The game light system chunks terrain into grid squares of 4x4 terrain cells where each cell is size 128x128 (so basically a giant area that is 512x512 units in World Editor -- these are the ones outlined in yellow when grid is on) and then each grid square can have at most 8 lights showing, and beyond that it does not display additional lights.
So, if you have lights that reach a lot of the stuff on the map and use the 8 slots, this can cause the lights to disappear. The way that was calculated has always seemed a bit buggy to me, and I would not be surprised if it might have some bugs where a light uses up a slot on terrain squares nearby or perhaps globally that it did not need to use up, so in a map with a large number of lights you might eventually stop seeing them even when there were not 8 in one place, for some reason -- not sure. I posted a
Hive thread about the problem 16 years ago but nobody seemed to solve it over the last 16 years.
What you probably want to do is to make your Dungeon or Underground map use a different light environment. So, basically, if we assume that your problem isn't a matter of hitting the 8 lights limit, but actually an issue of "fully saturating the ground with light" at all hours of the in-game clock (even at night), then your problem is actually quite simple. You want a different light environment for your Warcraft III map. There are two ways to achieve this:
- Way 1: Import different light environment files in place of the original ones for Dungeon/Underground
- For example, if you look up
Environment\DNC\DNCAshenvale\DNCAshenvaleUnit\DNCAshenvaleUnit.mdx
and
Environment\DNC\DNCAshenvale\DNCAshenvaleTerrain\DNCAshenvaleTerrain.mdx
and import them back into your map as custom model imports over top of the
Environment\DNC\DNCDungeon\DNCDungeonUnit\DNCDungeonUnit.mdx
and
Environment\DNC\DNCDungeon\DNCDungeonTerrain\DNCDungeonTerrain.mdx
files, then when you pick Dungeon tileset it will have Ashenvale light environment. You can do the same for Underground
- Way 2: the World Editor will generate your map script to contain the line
call SetDayNightModels("Environment\\DNC\\DNCDungeon\\DNCDungeonTerrain\\DNCDungeonTerrain.mdl","Environment\\DNC\\DNCDungeon\\DNCDungeonUnit\\DNCDungeonUnit.mdl")
so if your map script is getting generated or modified by some external program you can change that function call, but if it's not and you're just doing a standard World Editor map then you can literally go into the trigger editor and call the same function with some other inputs. So for example, maybe you could put in some trigger that runs on standard initialization, a simple call to
call SetDayNightModels("war3mapImported\\myTerrainFile.mdl", "war3mapImported\\myUnitFile.mdl")
which will load the light environment you want when the map starts.
Note that in either of the above two ways, you're not likely to see the preview in World Editor.
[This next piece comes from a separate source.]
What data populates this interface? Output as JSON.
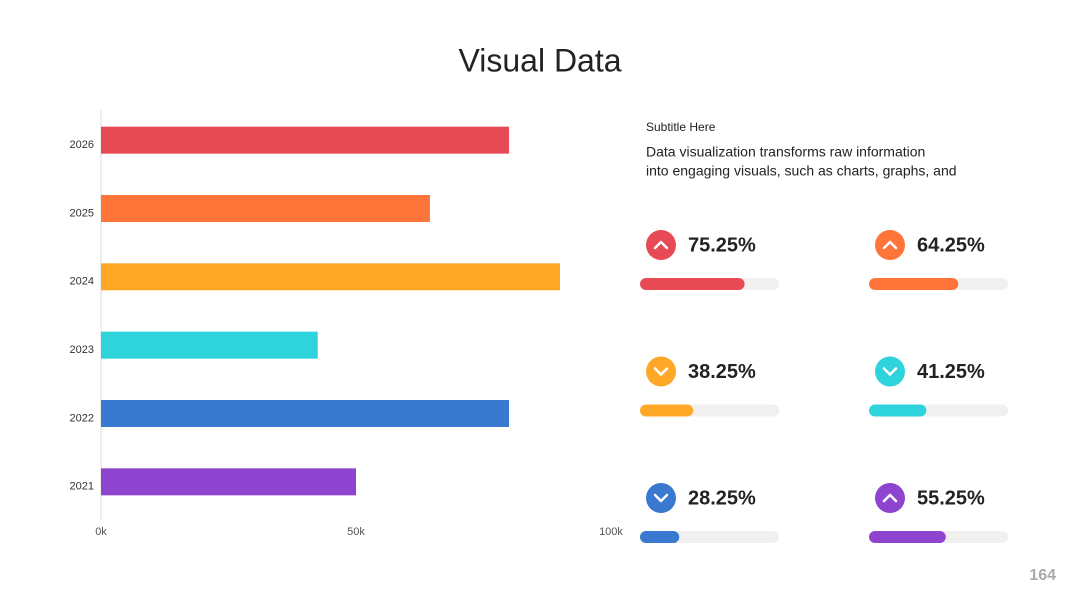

If you want to see the preview in World Editor, the easiest way to do this is to mod your game client itself and add the modified file in place of the default one(s).
If you want a custom light environment rather than simply replacing one of the existing ones with a different existing one, the format of these light environment files is to have literally just a standard Warcraft 3 MDX Model that opens in whatever 3D model editor you like, except for the fact that the model contains one single Light Emitter that is the "sun light" with an animation that has a set timeline that needs to stay what it is to match the Day/Night cycle. Notably, if you look at the file for Ashenvale or Lordaeron, this model has a "Light Emitter" that changes color over time and goes to blue at night, but full white color during the day. Hence why you can see your "light emitters" of World Editor during the night only -- during the day, the ground is fully saturated with light and so additional light doesn't change its color.
In a similar way, the Dungeon and Underground tilesets have a light that
does not change to blue at night. So, as a result, they will "fully saturate" most of the ground with light regardless of the time of day.
By understanding this, and customizing the light emitter files, you could have a reversed light environment where the world turns red during the day but shows full color at night, so that light emitters reveal themselves and work only during the day, or all manner of other crazy and custom creations.